Semana passada, o Supremo Tribunal Federal (o mesmo que
julgou o mensalão) reconheceu pela primeira vez na história o direito de adoção
por casais homossexuais. Até então, o Brasil contava apenas com decisões de
juízes de primeiro grau decidindo dessa forma. A tendência é que essa decisão
desencadeie um efeito cascata no Brasil inteiro, vinculando todos os juízes a
decidirem dessa mesma forma.
Mas toda boa novidade não pode vir desacompanhada dos bons e
velhos jargões reacionários, aquela argumentação solipsista (e não raro
recalcada) daquele sujeito que coloca seus valores e crenças à frente dos
direitos da outra pessoa.
É possível prever alguns argumentos assim. Vamos lá.

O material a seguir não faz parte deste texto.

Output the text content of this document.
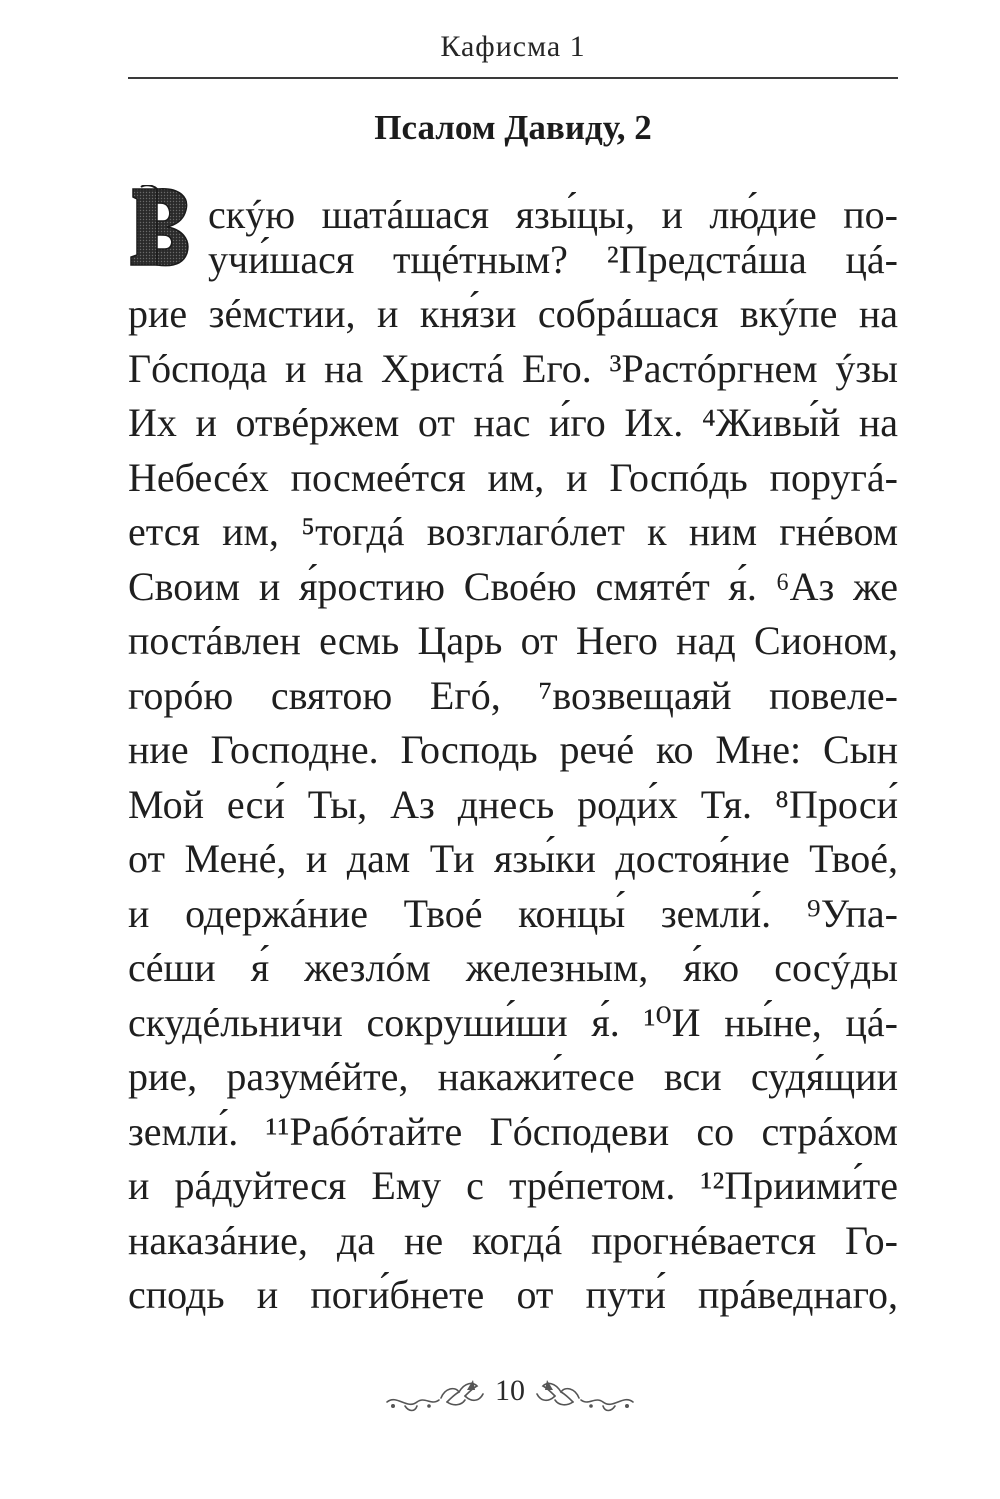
Кафисма 1
Псалом Давиду, 2
скýю шатáшася язы́цы, и лю́дие по-
учи́шася тщéтным? ²Предстáша цá-
рие зéмстии, и кня́зи собрáшася вкýпе на
Гóспода и на Христá Его. ³Растóргнем ýзы
Их и отвéржем от нас и́го Их. ⁴Живы́й на
Небесéх посмеéтся им, и Госпóдь поругá-
ется им, ⁵тогдá возглагóлет к ним гнéвом
Своим и я́ростию Своéю смятéт я́. ⁶Аз же
постáвлен есмь Царь от Него над Сионом,
горóю святою Егó, ⁷возвещаяй повеле-
ние Господне. Господь речé ко Мне: Сын
Мой еси́ Ты, Аз днесь роди́х Тя. ⁸Проси́
от Менé, и дам Ти язы́ки достоя́ние Твоé,
и одержáние Твоé концы́ земли́. ⁹Упа-
сéши я́ жезлóм железным, я́ко сосýды
скудéльничи сокруши́ши я́. ¹⁰И ны́не, цá-
рие, разумéйте, накажи́тесе вси судя́щии
земли́. ¹¹Рабóтайте Гóсподеви со стрáхом
и рáдуйтеся Ему с трéпетом. ¹²Приими́те
наказáние, да не когдá прогнéвается Го-
сподь и поги́бнете от пути́ прáведнаго,
10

1) O argumento pedagógico: "as crianças criadas por
homossexuais aprenderão que homossexualismo é certo e tenderão assim a serem
homossexuais também no futuro" – ora, se fosse assim os homossexuais nem
existiriam, pois afinal o que eles aprenderam com os casais heterossexuais de
onde vieram? Na verdade, seguindo esse raciocínio, dramática mesmo seria a
situação de quem foi criado só pelo pai ou só pela mãe: sem dúvida essa pessoa
aprende que o certo é viver sozinho e não ter relações com outras pessoas.
Morre virgem.
2) O argumento religioso: "a família criada por deus é
homem e mulher" – ok, e quem não acredita nisso, como fica? E quem não
acredita em deus? E quem acredita em Zeus, um deus fanfarrão que teve várias
paixões? Você, mulher, concordaria que seu marido tivesse várias esposas caso
ele acreditasse no alcorão? Pensando assim, teria que ter um modelo de família
para cada crença. Mas não, adoção não é religião, pois o Estado é laico. Uma
coisa é crença, outra é direito. Não há respaldo jurídico nenhum para que uma
crença religiosa por si só limite um direito, tanto mais quando se trata de uma
questão tão íntima quanto aquelas relativas às famílias.
3) O argumento pseudo-protetor: "a criança adotada por
homossexuais sofrerá preconceito na escola" – se pensarmos assim, o
correto seria evitar que as crianças com deficiência saíssem em público, porque
elas também são alvo de preconceito por parte de alguns. Casais de gordos e
feios, então, adotar nem pensar: imagina quanto bullying sofrerá a criança!
Obviamente o raciocínio está errado. Quem deve ser punido é quem pratica, não quem
sofre, o preconceito.
4) O argumento malthusiano: “se o homossexualismo for
aceito, não haverá mais reprodução (pois só reproduz homem com mulher) e assim
a sociedade acabará” – muita calma nessa hora, champs. Quer dizer que a partir do momento em que as pessoas
tolerarem conviver com homossexuais, todo mundo automaticamente será
homossexual? Acho pouco provável... (segue um conselho amigável a quem pensa
assim: vai ver com um especialista isso, resolve essa pendência e seja feliz!).
Fosse seguir esse pensamento, o correto seria extinguir o celibato dos padres:
vai que essa moda pega e ninguém mais queira fazer sexo. Não vamos mais
reproduzir. Acabou.
5) O argumento tradicionalista: “sempre foi: homem e mulher”
– para a pessoa que pensa assim bastaria ler “O Banquete”, de Platão: relatos
de banquetes regados a filosofia, bebidas e orgia – só entre homens. Lá no
tempo de Jesus os romanos também eram, digamos, bastante liberais em relação à
homossexualidade masculina. Então não, não foi sempre homem e mulher.